Section 3 (Cahill’s Ill. St. ch. 107, ¶ 3) provides as follows:

“Upon any failure of any such relative, or relatives, to support such poor person as provided by this act, it shall be the duty of the state’s attorney to make complaint thereof to the county court of his county, against all thy relatives of such pauper in this State, *133liable to his support, and prosecute the same.”

Section 15, chap. 85, of Hurd’s Rev. St. (Cahill’s Ill. St. ch. 85, ¶ 15) provides:

“All insane persons admitted to any State hospital or asylum shall be maintained and treated, at said institution at the expense of the State, but the cost of clothing, transportation and incidental expenses, shall be defrayed at their own expense, or that of the county from which they were admitted.”

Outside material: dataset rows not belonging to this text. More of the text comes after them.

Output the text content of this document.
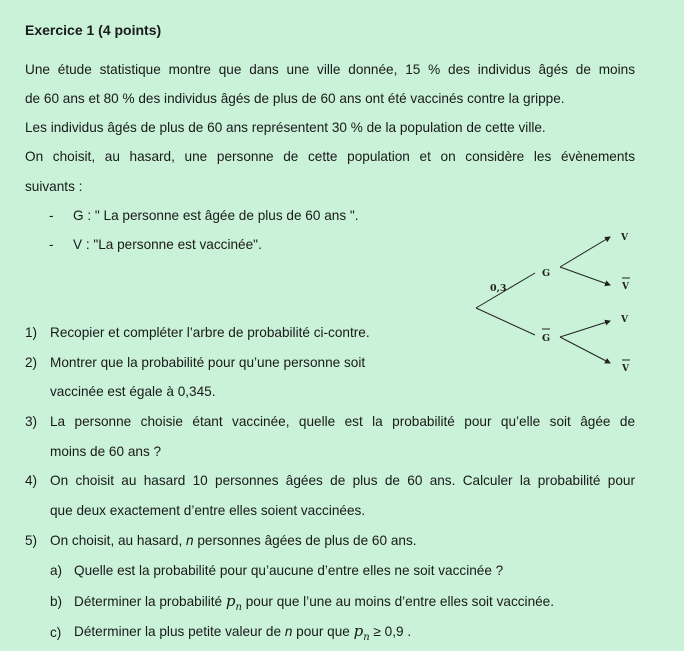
Exercice 1 (4 points)
Une étude statistique montre que dans une ville donnée, 15 % des individus âgés de moins
de 60 ans et 80 % des individus âgés de plus de 60 ans ont été vaccinés contre la grippe.
Les individus âgés de plus de 60 ans représentent 30 % de la population de cette ville.
On choisit, au hasard, une personne de cette population et on considère les évènements
suivants :
- G : " La personne est âgée de plus de 60 ans ".
- V : "La personne est vaccinée".
0,3
G
G
V
V
V
V
1) Recopier et compléter l’arbre de probabilité ci-contre.
2) Montrer que la probabilité pour qu’une personne soit
vaccinée est égale à 0,345.
3) La personne choisie étant vaccinée, quelle est la probabilité pour qu’elle soit âgée de
moins de 60 ans ?
4) On choisit au hasard 10 personnes âgées de plus de 60 ans. Calculer la probabilité pour
que deux exactement d’entre elles soient vaccinées.
5) On choisit, au hasard, n personnes âgées de plus de 60 ans.
a) Quelle est la probabilité pour qu’aucune d’entre elles ne soit vaccinée ?
b) Déterminer la probabilité $p_n$ pour que l’une au moins d’entre elles soit vaccinée.
c) Déterminer la plus petite valeur de n pour que $p_n \ge 0,9$ .
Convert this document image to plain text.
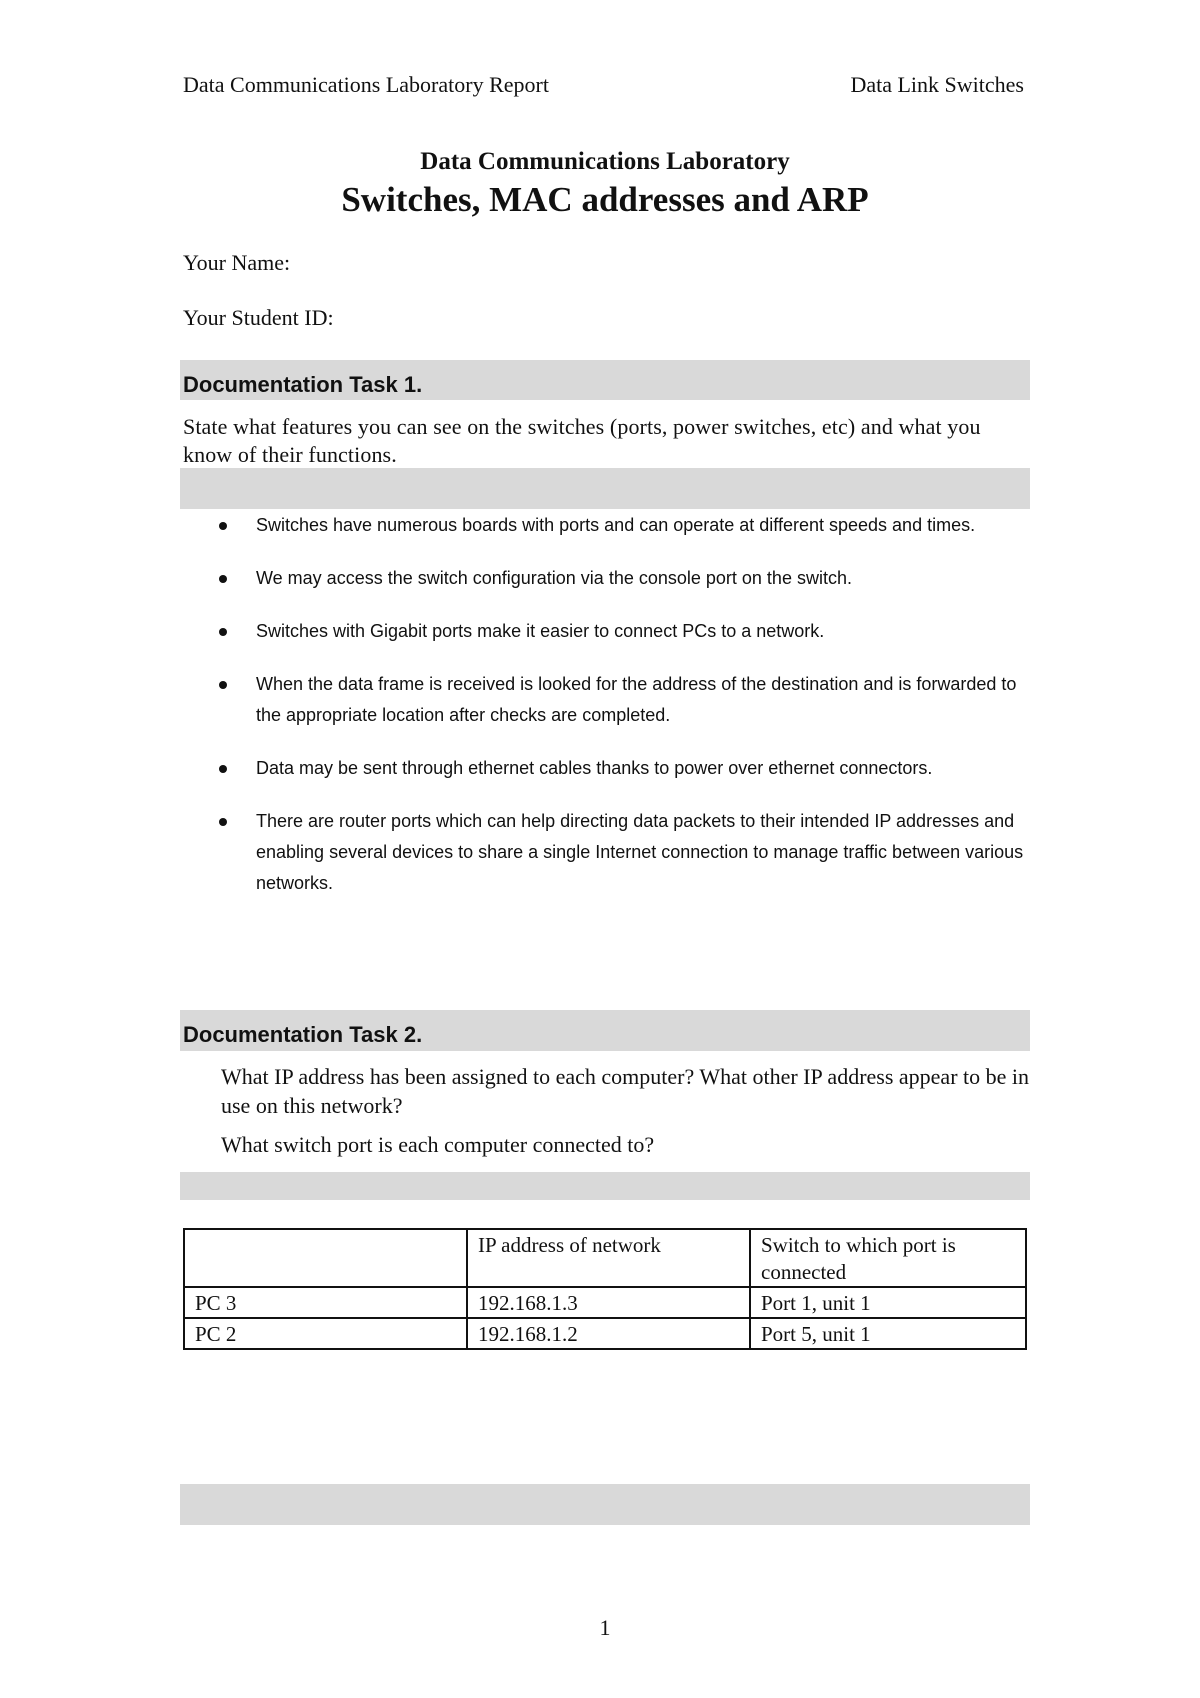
Data Communications Laboratory Report	Data Link Switches
Data Communications Laboratory
Switches, MAC addresses and ARP
Your Name:
Your Student ID:
Documentation Task 1.
State what features you can see on the switches (ports, power switches, etc) and what you know of their functions.
Switches have numerous boards with ports and can operate at different speeds and times.
We may access the switch configuration via the console port on the switch.
Switches with Gigabit ports make it easier to connect PCs to a network.
When the data frame is received is looked for the address of the destination and is forwarded to the appropriate location after checks are completed.
Data may be sent through ethernet cables thanks to power over ethernet connectors.
There are router ports which can help directing data packets to their intended IP addresses and enabling several devices to share a single Internet connection to manage traffic between various networks.
Documentation Task 2.

What IP address has been assigned to each computer? What other IP address appear to be in use on this network?

What switch port is each computer connected to?

	IP address of network	Switch to which port is connected
PC 3	192.168.1.3	Port 1, unit 1
PC 2	192.168.1.2	Port 5, unit 1
1
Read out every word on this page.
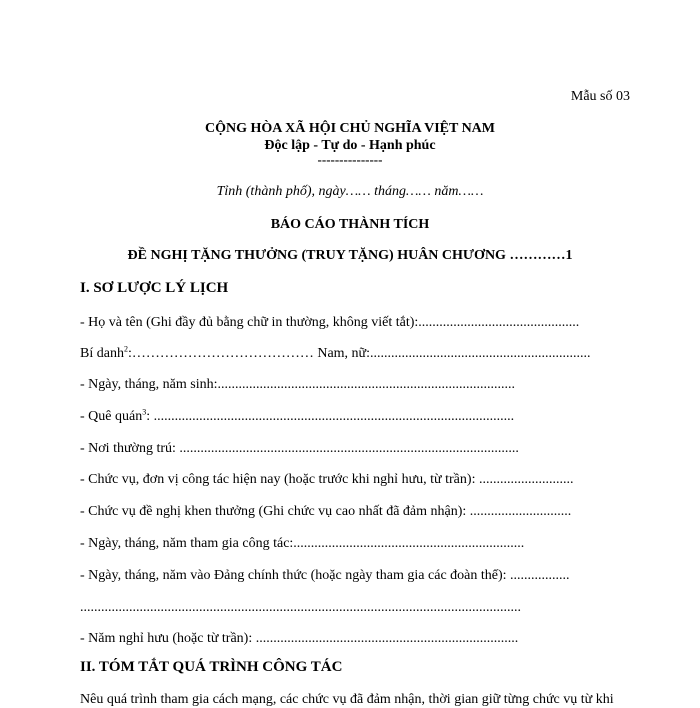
Mẫu số 03
CỘNG HÒA XÃ HỘI CHỦ NGHĨA VIỆT NAM
Độc lập - Tự do - Hạnh phúc
---------------
Tỉnh (thành phố), ngày…… tháng…… năm……
BÁO CÁO THÀNH TÍCH
ĐỀ NGHỊ TẶNG THƯỞNG (TRUY TẶNG) HUÂN CHƯƠNG …………1
I. SƠ LƯỢC LÝ LỊCH
- Họ và tên (Ghi đầy đủ bằng chữ in thường, không viết tắt):..............................................
Bí danh$^2$:………………………………… Nam, nữ:...............................................................
- Ngày, tháng, năm sinh:.....................................................................................
- Quê quán$^3$: .......................................................................................................
- Nơi thường trú: .................................................................................................
- Chức vụ, đơn vị công tác hiện nay (hoặc trước khi nghỉ hưu, từ trần): ...........................
- Chức vụ đề nghị khen thưởng (Ghi chức vụ cao nhất đã đảm nhận): .............................
- Ngày, tháng, năm tham gia công tác:..................................................................
- Ngày, tháng, năm vào Đảng chính thức (hoặc ngày tham gia các đoàn thể): .................
..............................................................................................................................
- Năm nghỉ hưu (hoặc từ trần): ...........................................................................
II. TÓM TẮT QUÁ TRÌNH CÔNG TÁC
Nêu quá trình tham gia cách mạng, các chức vụ đã đảm nhận, thời gian giữ từng chức vụ từ khi
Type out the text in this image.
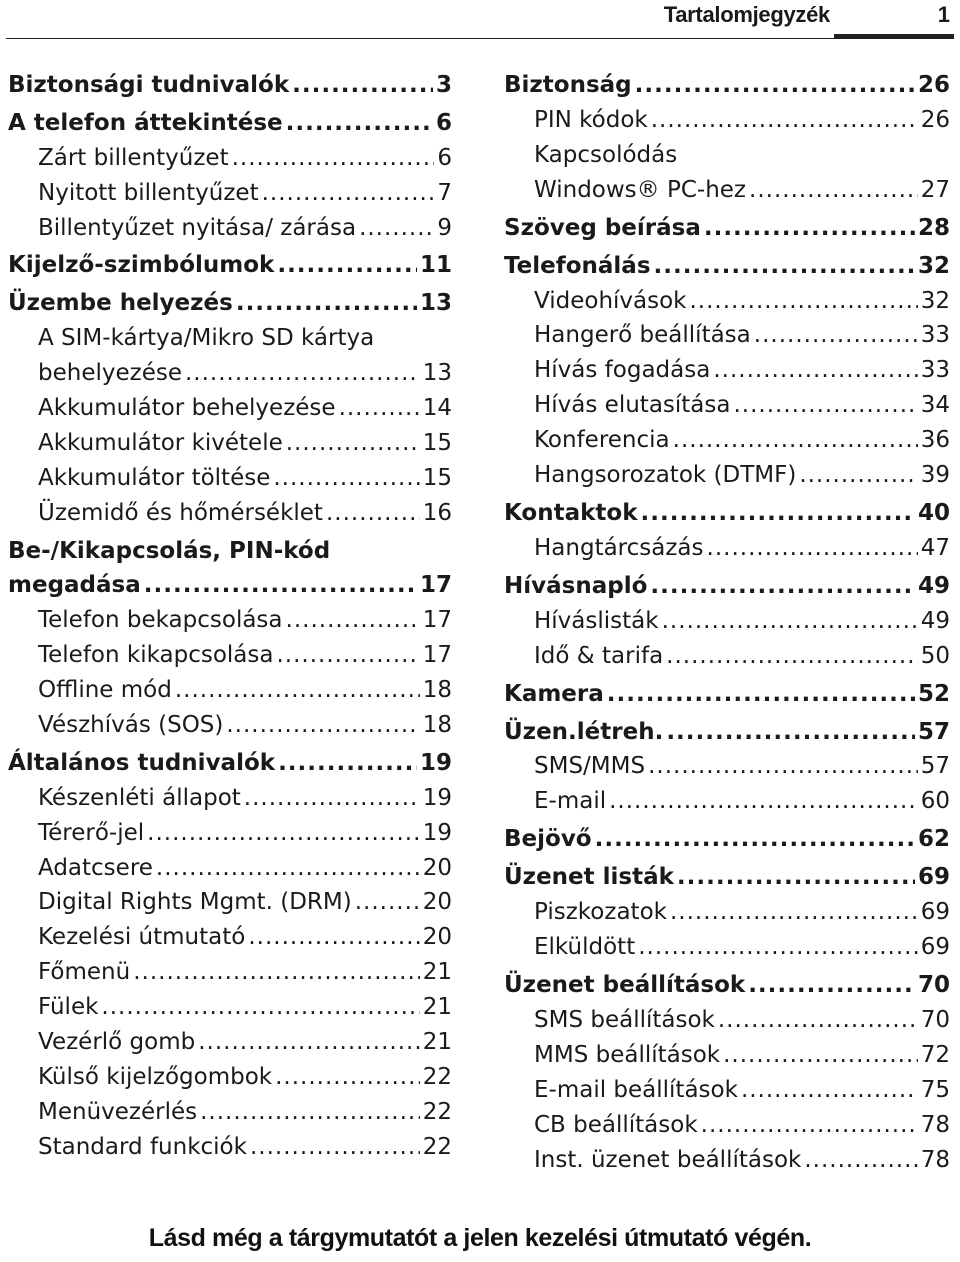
Tartalomjegyzék	1
Biztonsági tudnivalók .....	3
A telefon áttekintése .....	6
Zárt billentyűzet .....	6
Nyitott billentyűzet .....	7
Billentyűzet nyitása/ zárása .....	9
Kijelző-szimbólumok .....	11
Üzembe helyezés .....	13
A SIM-kártya/Mikro SD kártya
behelyezése .....	13
Akkumulátor behelyezése .....	14
Akkumulátor kivétele .....	15
Akkumulátor töltése .....	15
Üzemidő és hőmérséklet .....	16
Be-/Kikapcsolás, PIN-kód
megadása .....	17
Telefon bekapcsolása .....	17
Telefon kikapcsolása .....	17
Offline mód .....	18
Vészhívás (SOS) .....	18
Általános tudnivalók .....	19
Készenléti állapot .....	19
Térerő-jel .....	19
Adatcsere .....	20
Digital Rights Mgmt. (DRM) .....	20
Kezelési útmutató .....	20
Főmenü .....	21
Fülek .....	21
Vezérlő gomb .....	21
Külső kijelzőgombok .....	22
Menüvezérlés .....	22
Standard funkciók .....	22
Biztonság .....	26
PIN kódok .....	26
Kapcsolódás
Windows® PC-hez .....	27
Szöveg beírása .....	28
Telefonálás .....	32
Videohívások .....	32
Hangerő beállítása .....	33
Hívás fogadása .....	33
Hívás elutasítása .....	34
Konferencia .....	36
Hangsorozatok (DTMF) .....	39
Kontaktok .....	40
Hangtárcsázás .....	47
Hívásnapló .....	49
Híváslisták .....	49
Idő & tarifa .....	50
Kamera .....	52
Üzen.létreh. .....	57
SMS/MMS .....	57
E-mail .....	60
Bejövő .....	62
Üzenet listák .....	69
Piszkozatok .....	69
Elküldött .....	69
Üzenet beállítások .....	70
SMS beállítások .....	70
MMS beállítások .....	72
E-mail beállítások .....	75
CB beállítások .....	78
Inst. üzenet beállítások .....	78
Lásd még a tárgymutatót a jelen kezelési útmutató végén.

Section 16, chap. 85, of Hurd’s Rev. St. (Cahill’s Ill. St. ch. 85, ¶ 16) provides as follows:

“It shall be the duty of the county judge, at the time of each inquest in lunacy, to inquire into the pecuniary condition of the person alleged to be insane and the relatives who are bound by law to maintain him.”

The only contest here, it will be seen, is that between the daughter and the conservator of the insane son; whatever rights others may have had are not before us.

An examination of section 15, chap. 85, supra, shows that the State has already provided for the maintenance of the insane son, that is, with the exception of clothing, transportation and incidental expenses, which are to be provided by him or the county. Also, we find that when he was adjudicated insane by the county judge at the inquest in lunacy, the records show the notation “Nobody to help.”

As he was provided for at the time of the death of his father and the father “w;as under no legal obligation to support him,” the question arises whether the daughter, Anna B. Zilske, comes within the purview of the Workmen’s Compensation Act.

We are of the opinion that she comes under section 7 (b) as a child of the deceased (Cahill’s Ill. St. ch. 48, ¶ 207), “to whose support he had contributed within four years previous to the time of his injury,” and is entitled to the whole fund.

It is contended that the chancellor erred in not allowing some compensation to the executor. We are *134of the opinion that, under the law, the executor was not entitled to any fees for filing the bill of inter-pleader. Metropolitan Life Ins. Co. v. Kinsley, 269 Ill. 529. In that case the court said: “The general rule has always prevailed in this State that solicitor’s fees could not be taxed as costs in a chancery suit without statutory authority; that while a court of equity had discretion in awarding costs it must confine that discretion to the fees authorized by the statute.” Our law is rather rigorous, and differs from that of many other jurisdictions. 2 Perry on Trusts (6th Ed.), sees. 916-918.

It is contended that the master’s fees were not properly itemized. No objections or exceptions were made on that subject. The contention is therefore untenable.

The decree will be reversed and the cause remanded with directions to enter a decree that the fund be paid to the defendant, Anna B. Zilske.

Reversed and remanded with directions.

0 ’Connor, P. J., and Thomson, J., concur.